Furthermore, I’d suggest abandoning SAPT2 in favor of SAPT0 — especially if you have a large system — for three main reasons:

  1. Even if you get the dimer Hartree–Fock to finish, the SAPT2 computation will likely still fail (or at least take a long time to finish), since there are three different O(N^5) components to SAPT2, where N is the number of atoms. For example, an O(N^5) computation on 195 atoms takes ~4 days to finish on the Sherrill group’s beefy workstation computers, which is nearly a best-case scenario.
  2. SAPT0 still provides a physically meaningful breakdown of interaction energy components, albeit at the expense of neglecting intramolecular electron correlation. For most systems this is an acceptable tradeoff, as SAPT0/jun-cc-pVDZ still compares favorably to CCSD(T) interaction energies to within about 1 kcal/mol.
  3. If you are okay with SAPT0, you can leverage the functional-group partition scheme (F-SAPT0) to probe particular functional group interactions (i.e., how much does residue X like or dislike my ligand?), which has previously been applied successfully to study peptide bond contacts in factor Xa systems (see more here).
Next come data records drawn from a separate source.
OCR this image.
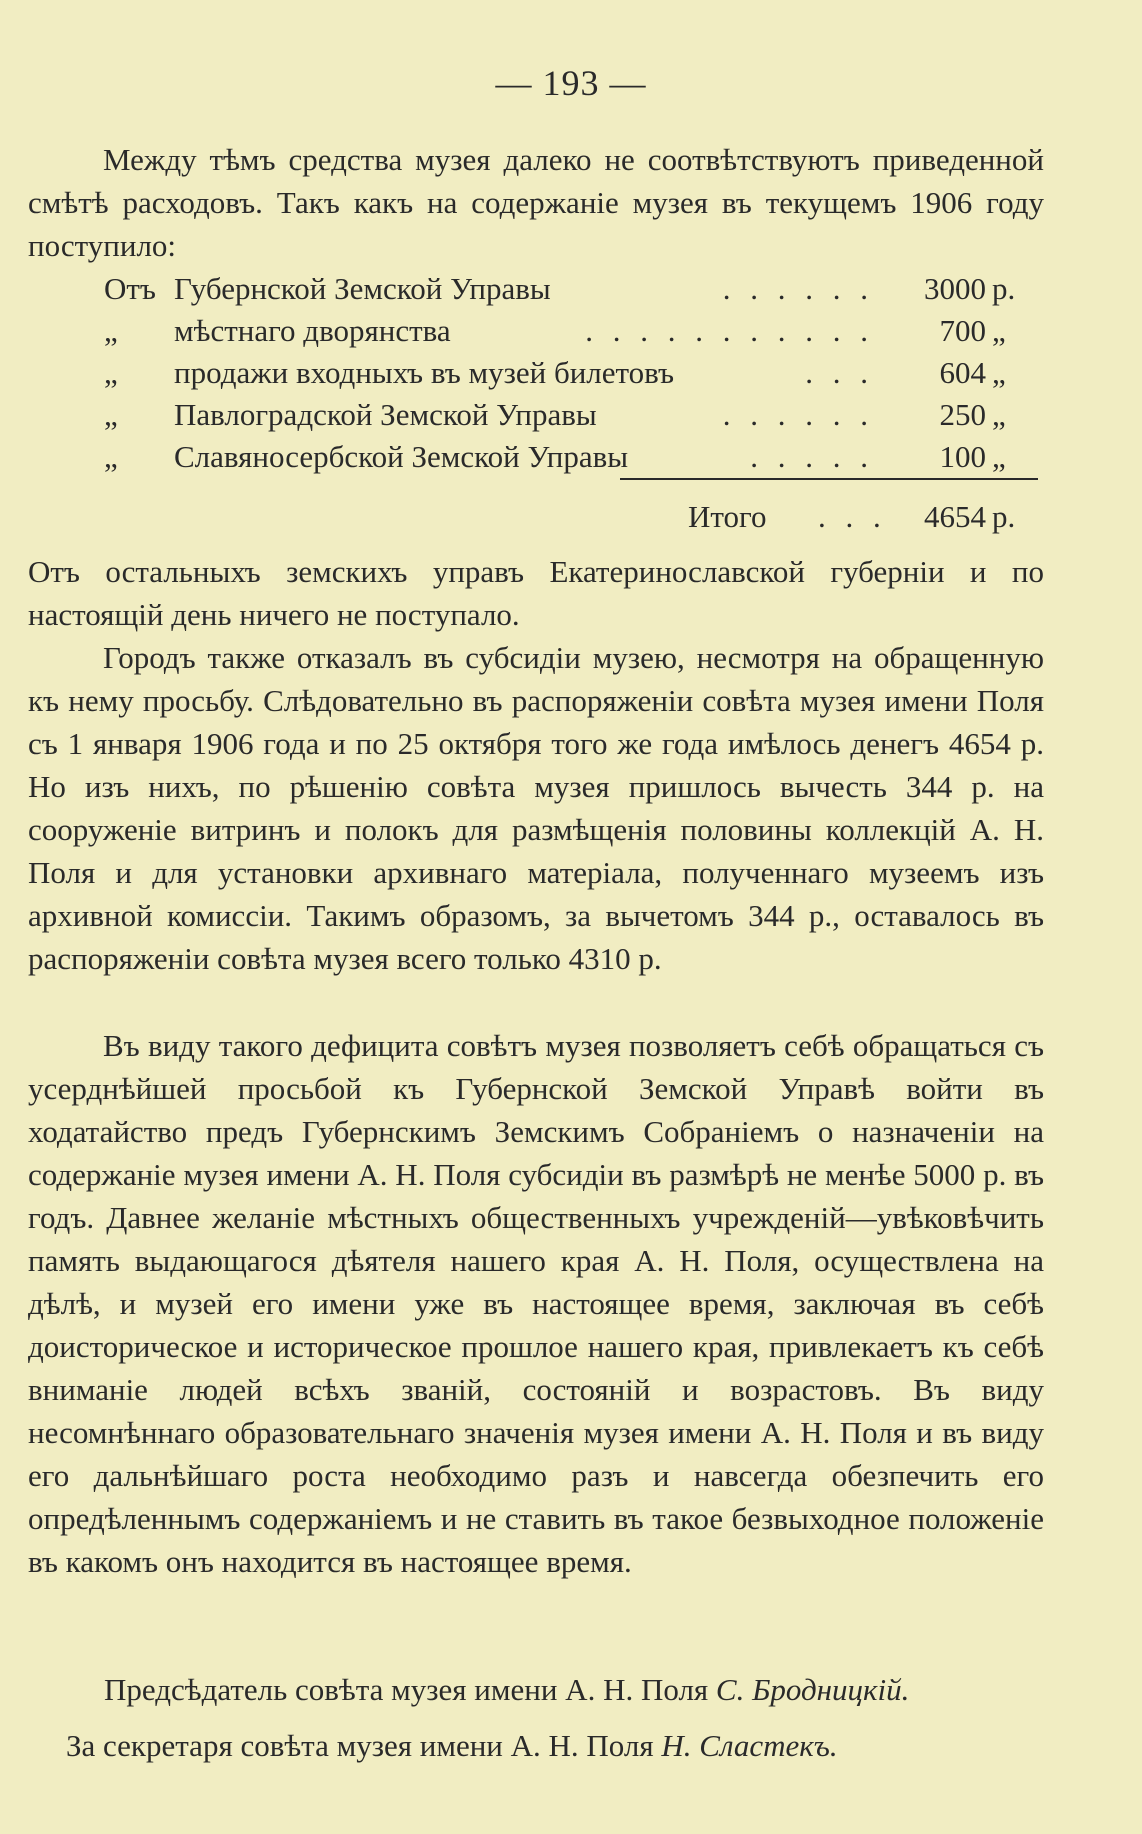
— 193 —

Между тѣмъ средства музея далеко не соотвѣтствуютъ приведенной смѣтѣ расходовъ. Такъ какъ на содержаніе музея въ текущемъ 1906 году поступило:

Отъ Губернской Земской Управы	. . . . . .	3000 р.
„	мѣстнаго дворянства	. . . . . . . . . . .	700 „
„	продажи входныхъ въ музей билетовъ	. . .	604 „
„	Павлоградской Земской Управы	. . . . . .	250 „
„	Славяносербской Земской Управы	. . . . .	100 „
Итого . . .	4654 р.

Отъ остальныхъ земскихъ управъ Екатеринославской губерніи и по настоящій день ничего не поступало.

Городъ также отказалъ въ субсидіи музею, несмотря на обращенную къ нему просьбу. Слѣдовательно въ распоряженіи совѣта музея имени Поля съ 1 января 1906 года и по 25 октября того же года имѣлось денегъ 4654 р. Но изъ нихъ, по рѣшенію совѣта музея пришлось вычесть 344 р. на сооруженіе витринъ и полокъ для размѣщенія половины коллекцій А. Н. Поля и для установки архивнаго матеріала, полученнаго музеемъ изъ архивной комиссіи. Такимъ образомъ, за вычетомъ 344 р., оставалось въ распоряженіи совѣта музея всего только 4310 р.

Въ виду такого дефицита совѣтъ музея позволяетъ себѣ обращаться съ усерднѣйшей просьбой къ Губернской Земской Управѣ войти въ ходатайство предъ Губернскимъ Земскимъ Собраніемъ о назначеніи на содержаніе музея имени А. Н. Поля субсидіи въ размѣрѣ не менѣе 5000 р. въ годъ. Давнее желаніе мѣстныхъ общественныхъ учрежденій—увѣковѣчить память выдающагося дѣятеля нашего края А. Н. Поля, осуществлена на дѣлѣ, и музей его имени уже въ настоящее время, заключая въ себѣ доисторическое и историческое прошлое нашего края, привлекаетъ къ себѣ вниманіе людей всѣхъ званій, состояній и возрастовъ. Въ виду несомнѣннаго образовательнаго значенія музея имени А. Н. Поля и въ виду его дальнѣйшаго роста необходимо разъ и навсегда обезпечить его опредѣленнымъ содержаніемъ и не ставить въ такое безвыходное положеніе въ какомъ онъ находится въ настоящее время.

Предсѣдатель совѣта музея имени А. Н. Поля С. Бродницкій.
За секретаря совѣта музея имени А. Н. Поля Н. Сластекъ.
Exactly how large is your system, i.e., how many atoms are in each of your “monomers” (the protein & ligand)?

Hope that helps!
~ Dom

1 Like
#3

Thanks a lot for your response, Dom.
Initially, I used the whole protein (6288 atoms) with ligand (101) but that one terminated with previously mentioned error so I tried with truncated protein (324 atoms) keeping ligand as such at that time also it shows the same error. That’s why I asked about it.